Sans aucune honte il enfonce le clou et proclame que la
série B est un genre qui sait se montrer aussi
efficace que n'importe quelle grosse production.
Sur Mars, la
société matriarchale a instauré un
régime militaire strict où seulent les femmes
font carrière. Le transport d'un prisonnier,
évidemment psychopate et hargneux, va se
révéler plus ardu qu'une mission de routine :
les fantômes ont rejoint la surface de la
planète, transformant d'honnêtes mineurs en
mercenaires fanatiques légèrement
dérangés. À leur tête, un
guerrier vêtu de cuir et de métal
répondant au doux nom de Big Daddy Mars va ouvrir la
chasse aux humains.
Si l'exposition est un peu
laborieuse, on se laisse prendre au jeu de Carpenter qui, en vieux brise-cards du fantastique,
éclate la structure narrative classique pour nous
livrer les différents points de vue des personnages
assistant aux mêmes événements. Du coup,
l'entrée en piste de la menace (les vilains
satanistes si vous avez suivi) s'en trouve retardée
et son efficacité accrue. La mise en scène de
Carpenter
s'est affinée
avec le temps : si son talent n'a jamais été
contesté, il a acquis désormais une parfaite
maîtrise de l'espace et de la mise en situation, en
contournant l'écueil de la réalisation
ampoulée qui nuirait à la progression de
l'histoire.
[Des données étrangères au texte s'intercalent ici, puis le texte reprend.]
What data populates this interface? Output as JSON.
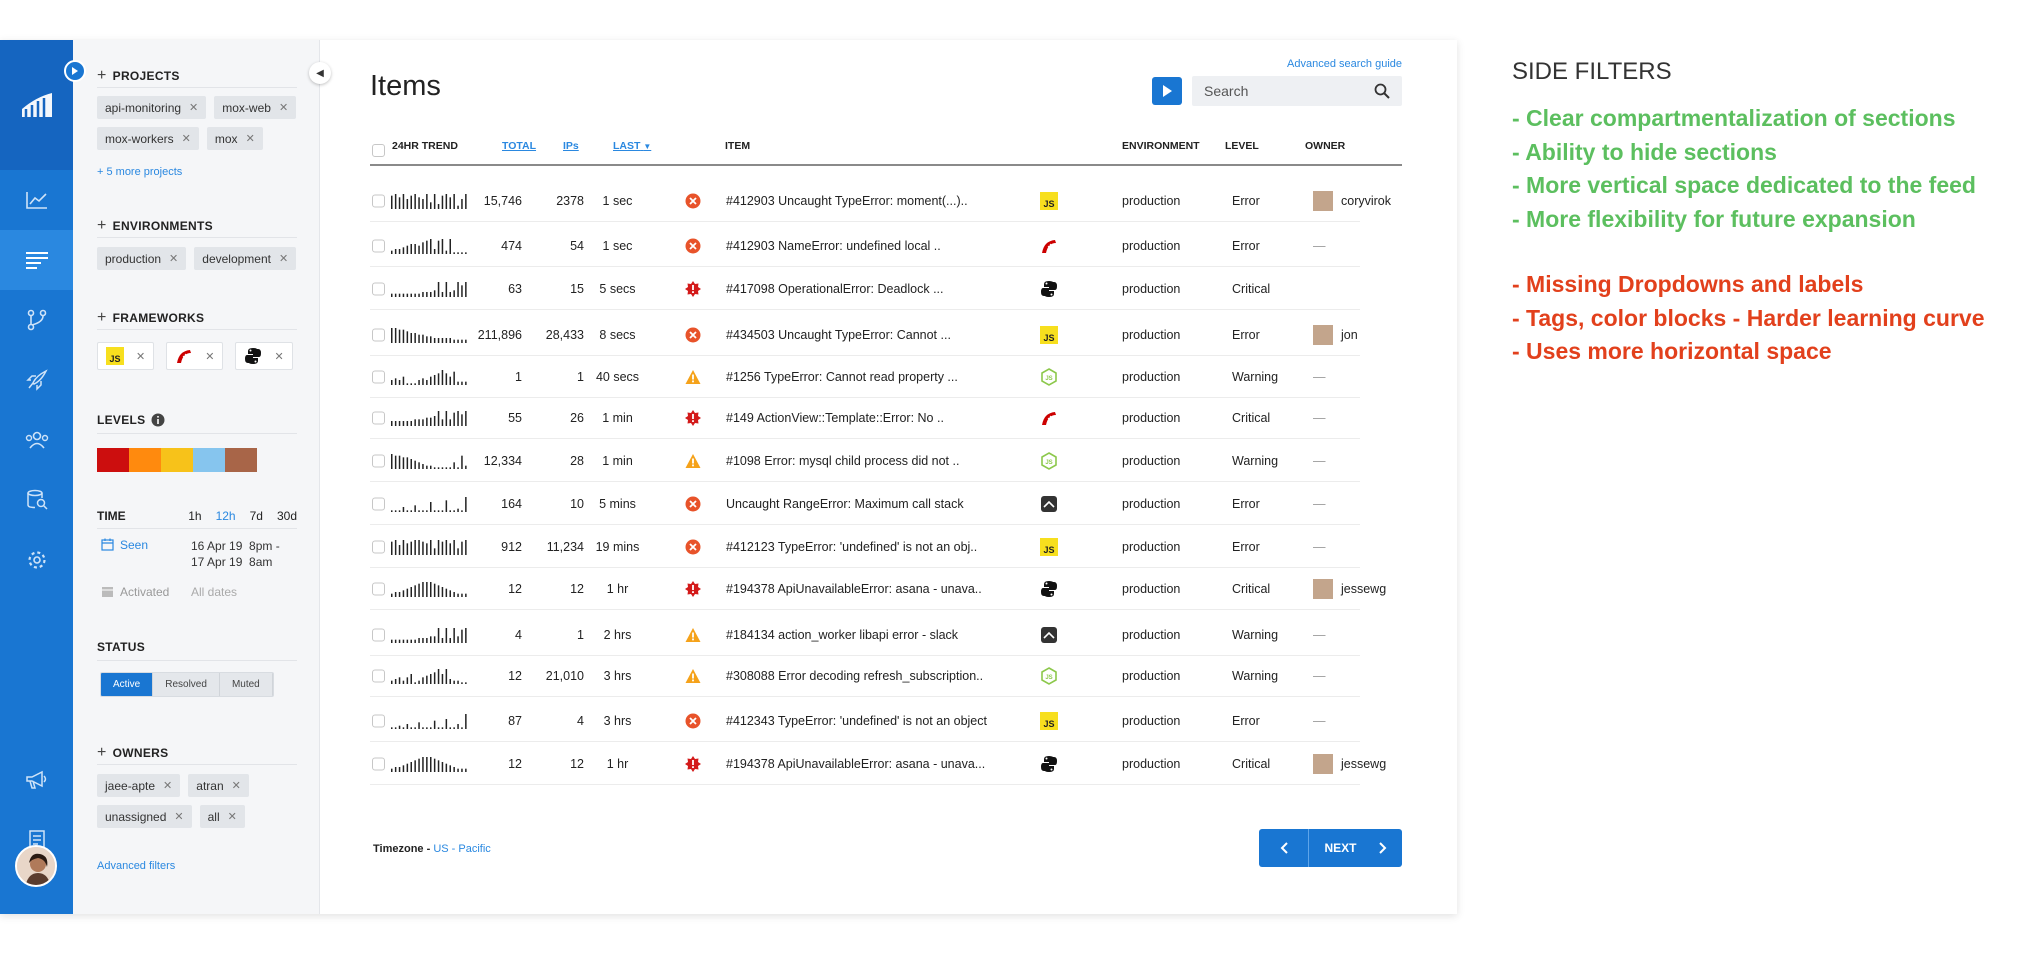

Tout est clair, limpide, au service d'une
intrigue que les médisants qualifieront
d'inexistante.
Mais Carpenter n'a pas, contrairement à certains, la
prétention de tourner des chefs d'oeuvre. Il est
actuellement l'un des derniers réalisateurs
parfaitement sincères, mettant leur conviction au
service de ce qu'est avant tout le cinéma : un
spectacle. Un divertissement. Il ne triche jamais avec son
public. Si Ghosts of Mars n'atteint pas le niveau de ses meilleurs
productions, telles que L'Antre de la Folie, Christine ou même Los Angeles 2013, c'est un film honnête de bout
en bout.
Des pages entières du
scénario semblent (sont) tirées de
Désolation. Eh oui, King
réapparaît toujours en parallèle avec
Carpenter, comme deux sales gosses s'amusant à
faire des blagues horribles à une vieille dame. Qui a
parlé de série B ? King se
présente lui-même, en toute fausse modestie,
comme le pape de cette littérature. L'action du film
se situe en un lieu nommé Shining Canyon, et le
dangereux prisonnier se fait appeler Michael
"Désolation" Williams. Ce ne sont pas les moindres
des clins d'oeils adressés à Steven.
L'idée de base est identique à la trame du
roman, et on ne peut s'empêcher de rêver
à ce que donnerait une adaptation fidèle de
Désolation sous l'objectif de Carpenter.
Ghosts of
Mars apparaît
comme un petit catalogue illustré de la série
B. Les références aux films antérieurs
de Carpenter sont légion, et le casting en
lui-même dénote de façon claire les
intentions du cinéaste. Le principal personnage
féminin prend les traits de Natasha Henstridges,
également appelée la Mutante dans les films du
même nom. À cette figure récente de la
série B s'ajoute la belle Clea Duvall que l'on a pu
voir dans The Faculty, autre hommage déconnant à ce
genre sous-estimé. Pam Grier enfin, emblème
des années 70 et vedette des films dits de
Blackpoitation auxquels Tarantino a rendu hommage avec
Jackie Brown, incarne la Lieutenante en chef Braddock.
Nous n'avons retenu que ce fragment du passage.